How do I query this using Hive (or Impala) to display all the organisations in the ancestry? E.g.,

baby -> mother -> grandmother -> great-grandmother -> great-great-grandmother -> etc.

 



3 REPLIES 3

avatar
Community Manager

@JediBrooker Welcome to the Cloudera Community!

To help you get the best possible solution, I have tagged our Hive experts @ggangadharan @Shmoo @james_jones who may be able to assist you further.

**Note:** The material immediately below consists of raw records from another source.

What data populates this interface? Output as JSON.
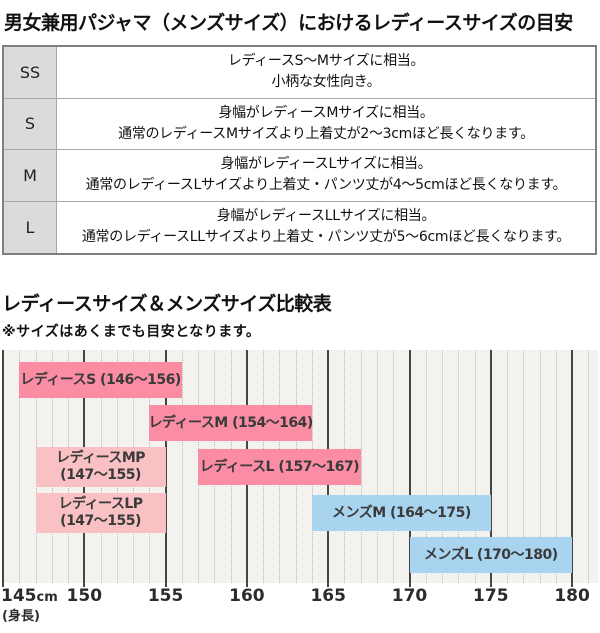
{
  "page": {
    "title1": "男女兼用パジャマ（メンズサイズ）におけるレディースサイズの目安",
    "title2": "レディースサイズ＆メンズサイズ比較表",
    "note": "※サイズはあくまでも目安となります。"
  },
  "size_table": {
    "rows": [
      {
        "size": "SS",
        "lines": [
          "レディースS〜Mサイズに相当。",
          "小柄な女性向き。"
        ]
      },
      {
        "size": "S",
        "lines": [
          "身幅がレディースMサイズに相当。",
          "通常のレディースMサイズより上着丈が2〜3cmほど長くなります。"
        ]
      },
      {
        "size": "M",
        "lines": [
          "身幅がレディースLサイズに相当。",
          "通常のレディースLサイズより上着丈・パンツ丈が4〜5cmほど長くなります。"
        ]
      },
      {
        "size": "L",
        "lines": [
          "身幅がレディースLLサイズに相当。",
          "通常のレディースLLサイズより上着丈・パンツ丈が5〜6cmほど長くなります。"
        ]
      }
    ]
  },
  "chart_data": {
    "type": "bar",
    "orientation": "horizontal-range",
    "title": "レディースサイズ＆メンズサイズ比較表",
    "note": "※サイズはあくまでも目安となります。",
    "xlabel": "(身長)",
    "x_unit": "cm",
    "xlim": [
      145,
      181
    ],
    "major_ticks": [
      145,
      150,
      155,
      160,
      165,
      170,
      175,
      180
    ],
    "minor_step": 1,
    "grid": "on",
    "colors": {
      "ladies": "#fa8da4",
      "ladies_petite": "#f9c1c4",
      "mens": "#a8d4f0"
    },
    "bars": [
      {
        "label": "レディースS",
        "range": "(146〜156)",
        "start": 146,
        "end": 156,
        "row": 0,
        "series": "ladies",
        "two_line": false
      },
      {
        "label": "レディースM",
        "range": "(154〜164)",
        "start": 154,
        "end": 164,
        "row": 1,
        "series": "ladies",
        "two_line": false
      },
      {
        "label": "レディースMP",
        "range": "(147〜155)",
        "start": 147,
        "end": 155,
        "row": 2,
        "series": "ladies_petite",
        "two_line": true
      },
      {
        "label": "レディースL",
        "range": "(157〜167)",
        "start": 157,
        "end": 167,
        "row": 2,
        "series": "ladies",
        "two_line": false
      },
      {
        "label": "レディースLP",
        "range": "(147〜155)",
        "start": 147,
        "end": 155,
        "row": 3,
        "series": "ladies_petite",
        "two_line": true
      },
      {
        "label": "メンズM",
        "range": "(164〜175)",
        "start": 164,
        "end": 175,
        "row": 3,
        "series": "mens",
        "two_line": false
      },
      {
        "label": "メンズL",
        "range": "(170〜180)",
        "start": 170,
        "end": 180,
        "row": 4,
        "series": "mens",
        "two_line": false
      }
    ]
  }
}
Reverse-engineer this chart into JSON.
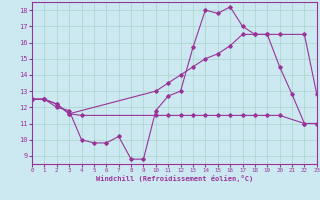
{
  "xlabel": "Windchill (Refroidissement éolien,°C)",
  "xlim": [
    0,
    23
  ],
  "ylim": [
    8.5,
    18.5
  ],
  "yticks": [
    9,
    10,
    11,
    12,
    13,
    14,
    15,
    16,
    17,
    18
  ],
  "xticks": [
    0,
    1,
    2,
    3,
    4,
    5,
    6,
    7,
    8,
    9,
    10,
    11,
    12,
    13,
    14,
    15,
    16,
    17,
    18,
    19,
    20,
    21,
    22,
    23
  ],
  "bg_color": "#cce8f0",
  "line_color": "#993399",
  "grid_color": "#aad4cc",
  "line1_x": [
    0,
    1,
    2,
    3,
    4,
    5,
    6,
    7,
    8,
    9,
    10,
    11,
    12,
    13,
    14,
    15,
    16,
    17,
    18,
    19,
    20,
    21,
    22,
    23
  ],
  "line1_y": [
    12.5,
    12.5,
    12.0,
    11.8,
    10.0,
    9.8,
    9.8,
    10.2,
    8.8,
    8.8,
    11.8,
    12.7,
    13.0,
    15.7,
    18.0,
    17.8,
    18.2,
    17.0,
    16.5,
    16.5,
    14.5,
    12.8,
    11.0,
    11.0
  ],
  "line2_x": [
    0,
    1,
    2,
    3,
    4,
    10,
    11,
    12,
    13,
    14,
    15,
    16,
    17,
    18,
    19,
    20,
    22,
    23
  ],
  "line2_y": [
    12.5,
    12.5,
    12.2,
    11.6,
    11.5,
    11.5,
    11.5,
    11.5,
    11.5,
    11.5,
    11.5,
    11.5,
    11.5,
    11.5,
    11.5,
    11.5,
    11.0,
    11.0
  ],
  "line3_x": [
    0,
    1,
    2,
    3,
    10,
    11,
    12,
    13,
    14,
    15,
    16,
    17,
    18,
    19,
    20,
    22,
    23
  ],
  "line3_y": [
    12.5,
    12.5,
    12.2,
    11.6,
    13.0,
    13.5,
    14.0,
    14.5,
    15.0,
    15.3,
    15.8,
    16.5,
    16.5,
    16.5,
    16.5,
    16.5,
    12.8
  ]
}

Please keep us updated on your post, and we hope you find a satisfactory solution to your query.


Regards,

Diana Torres,
Community Moderator


Was your question answered? Make sure to mark the answer as the accepted solution.
If you find a reply useful, say thanks by clicking on the thumbs up button.
Learn more about the Cloudera Community:

avatar
Expert Contributor

Hi @JediBrooker ,

The query that you could use should be something like this:

 

   WITH org_hierarchy_anchor AS (
     SELECT 
       sup.organisation_id AS sup_id,
       sup.organisation_name AS sup_name,
       sub.organisation_id AS sub_id,
       sub.organisation_name AS sub_name,
       CAST(sub.organisation_name AS STRING) AS hierarchy_path
     FROM organisation sup
     JOIN relationship r ON sup.organisation_id = r.relationship_id
     JOIN organisation sub ON r.relationship_orgid = sub.organisation_id
   ),
   org_hierarchy_recursive AS (
     SELECT 
       sup_id,
       sup_name,
       sub_id,
       sub_name,
       hierarchy_path
     FROM org_hierarchy_anchor
     UNION ALL
     SELECT 
       oh.sup_id,
       oh.sup_name,
       s.organisation_id AS sub_id,
       s.organisation_name AS sub_name,
       CONCAT(oh.hierarchy_path, '->', s.organisation_name) AS hierarchy_path
     FROM org_hierarchy_recursive oh
     JOIN relationship r ON oh.sub_id = r.relationship_id
     JOIN organisation s ON r.relationship_orgid = s.organisation_id
     WHERE INSTR(oh.hierarchy_path, CAST(s.organisation_name AS STRING)) = 0
   )
   SELECT sup_id, sup_name, sub_id, sub_name, hierarchy_path
   FROM org_hierarchy_recursive
   ORDER BY sup_id, sub_id;

Please, check the column names and table names, I just used what you have provided here.

 

Let me know if works.

 

Best,

Cristian Barrueco 

avatar
Master Collaborator

To provide the exact HQL query, Please share the following :

  • DDL for both the tables
  • Sample records from each table 
  • The expected output based on the sample data. 

The above information will help to understand the problem statement better and validate the solution.